Il testo che segue è tratto dall’articolo ‘L’AMENAGEMENT D’UNE PETITE BIBLIOTHEQUE RURALE’ scritto da Didier Guilbaud.

Il progetto di una biblioteca in ambito rurale o se si preferisce di una’piccola’ biblioteca sottintende più ancora che per una biblioteca posizionata in centro urbano una scelta politica forte che condiziona l’esistenza e il funzionamento della biblioteca. La sopravvivenza della biblioteca dipende fortemente dalle attività di animazione che vengono realizzate, dalla presenza di animatori, dalla loro attività molto più che non dalla qualità dei fondi documentali.

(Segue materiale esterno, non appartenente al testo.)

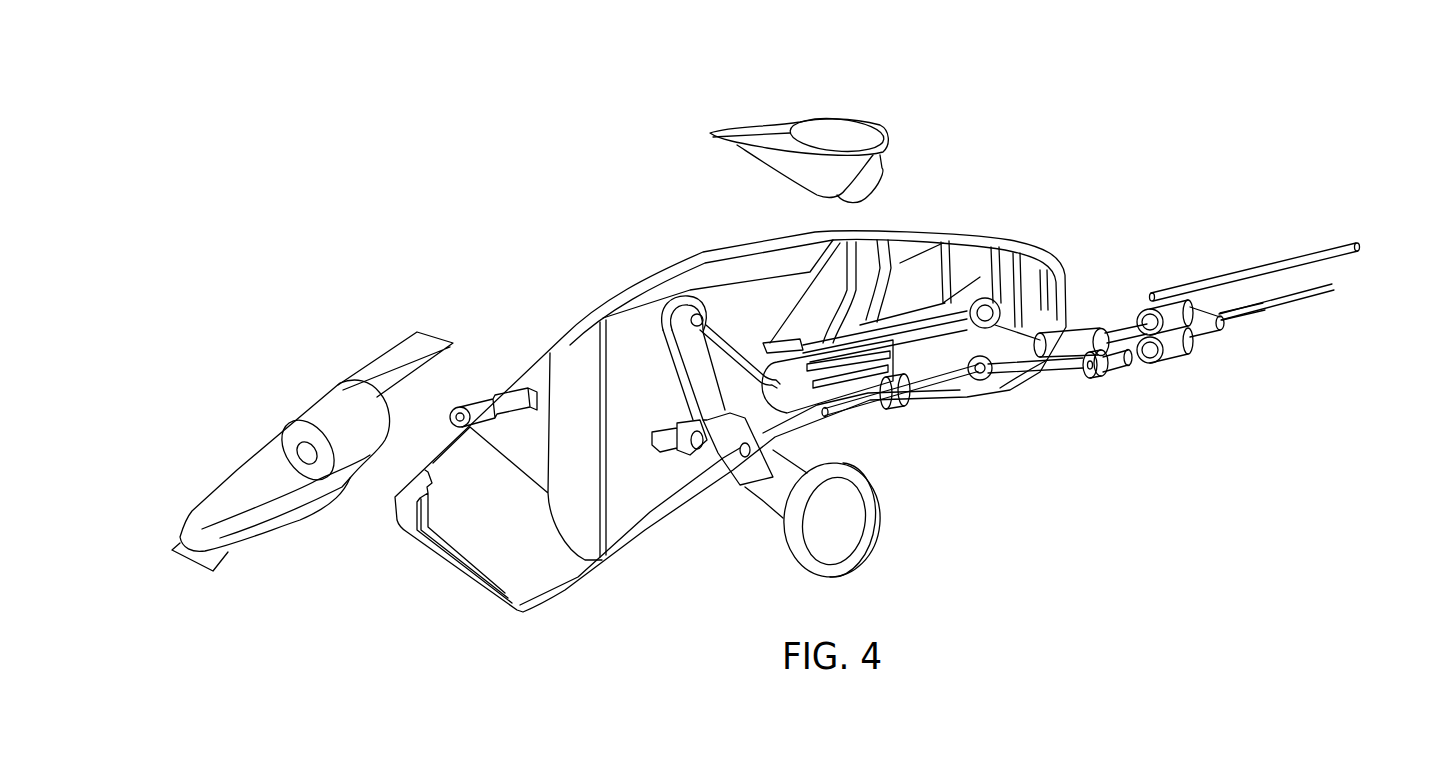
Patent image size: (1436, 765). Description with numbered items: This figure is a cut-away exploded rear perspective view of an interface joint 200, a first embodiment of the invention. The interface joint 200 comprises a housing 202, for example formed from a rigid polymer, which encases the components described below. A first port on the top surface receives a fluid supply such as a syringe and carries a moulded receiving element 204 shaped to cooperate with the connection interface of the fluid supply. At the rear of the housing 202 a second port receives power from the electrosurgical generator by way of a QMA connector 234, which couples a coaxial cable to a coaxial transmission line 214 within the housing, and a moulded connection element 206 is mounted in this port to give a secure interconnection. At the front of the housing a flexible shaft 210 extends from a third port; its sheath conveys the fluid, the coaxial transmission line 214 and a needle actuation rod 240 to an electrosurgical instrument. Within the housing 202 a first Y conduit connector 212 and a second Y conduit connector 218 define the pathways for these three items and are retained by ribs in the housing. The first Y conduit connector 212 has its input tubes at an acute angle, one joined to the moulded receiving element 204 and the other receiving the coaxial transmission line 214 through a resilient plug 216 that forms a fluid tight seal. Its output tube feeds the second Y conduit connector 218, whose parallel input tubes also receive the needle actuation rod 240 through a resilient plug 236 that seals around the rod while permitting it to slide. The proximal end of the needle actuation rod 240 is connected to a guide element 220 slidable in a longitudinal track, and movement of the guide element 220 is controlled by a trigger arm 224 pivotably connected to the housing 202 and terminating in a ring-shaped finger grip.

The interface joint 200 is at (476, 150).
The housing 202 is at (590, 320).
The moulded receiving element 204 is at (810, 148).
The moulded connection element 206 is at (337, 400).
The flexible shaft 210 is at (1287, 262).
The first Y conduit connector 212 is at (1073, 340).
The coaxial transmission line 214 is at (857, 403).
The plug 216 is at (907, 405).
The second Y conduit connector 218 is at (1177, 347).
The guide element 220 is at (770, 343).
The trigger arm 224 is at (780, 490).
The QMA connector 234 is at (510, 400).
The plug 236 is at (1118, 377).
The needle actuation rod 240 is at (1050, 377).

La biblioteca è un luogo di animazione che deve potere accogliere un pubblico diversificato e particolarmente un pubblico ‘poco mobile’ i bambini, gli anziani. Tutti questi aspetti rendono più complessa l’organizzazione della biblioteca. I dieci comandamenti delle biblioteche rurali: Flessibilità: gli spazi della biblioteca devono essere progettati in modo da adattarsi alle diverse esigenze dei vari target di fruitori - Compattezza: il percorso da seguire per giungere da un punto all’altro della biblioteca deve essere il più corto possibile - Accessibilità:la biblioteca deve disporre di una buona segnalazione di avvicinamento e interna finalizzata a semplificare la visita dell’utente - Estensibile: la concezione dell’estetica dell’edificio deve permettere ulteriori ampliamenti - Variata: l’architettura dell’edificio deve favorire la valorizzazione delle collezioni e degli altri servizi offerti in modo che le scelte degli utenti possano essere effettuate in modo più semplice possibile - Ben organizzata i libri devono essere a disposizione e facilmente raggiungibili da parte dell’utenza - Confortevole per quanto riguarda illuminazione, temperatura - In armonia con l’ambiente circostante: l’illuminazione deve essere costante, il riscaldamento, la ventilazione, il tasso di umidità, l’acustica - Sicura: vigilare sui possibili furti - Economica.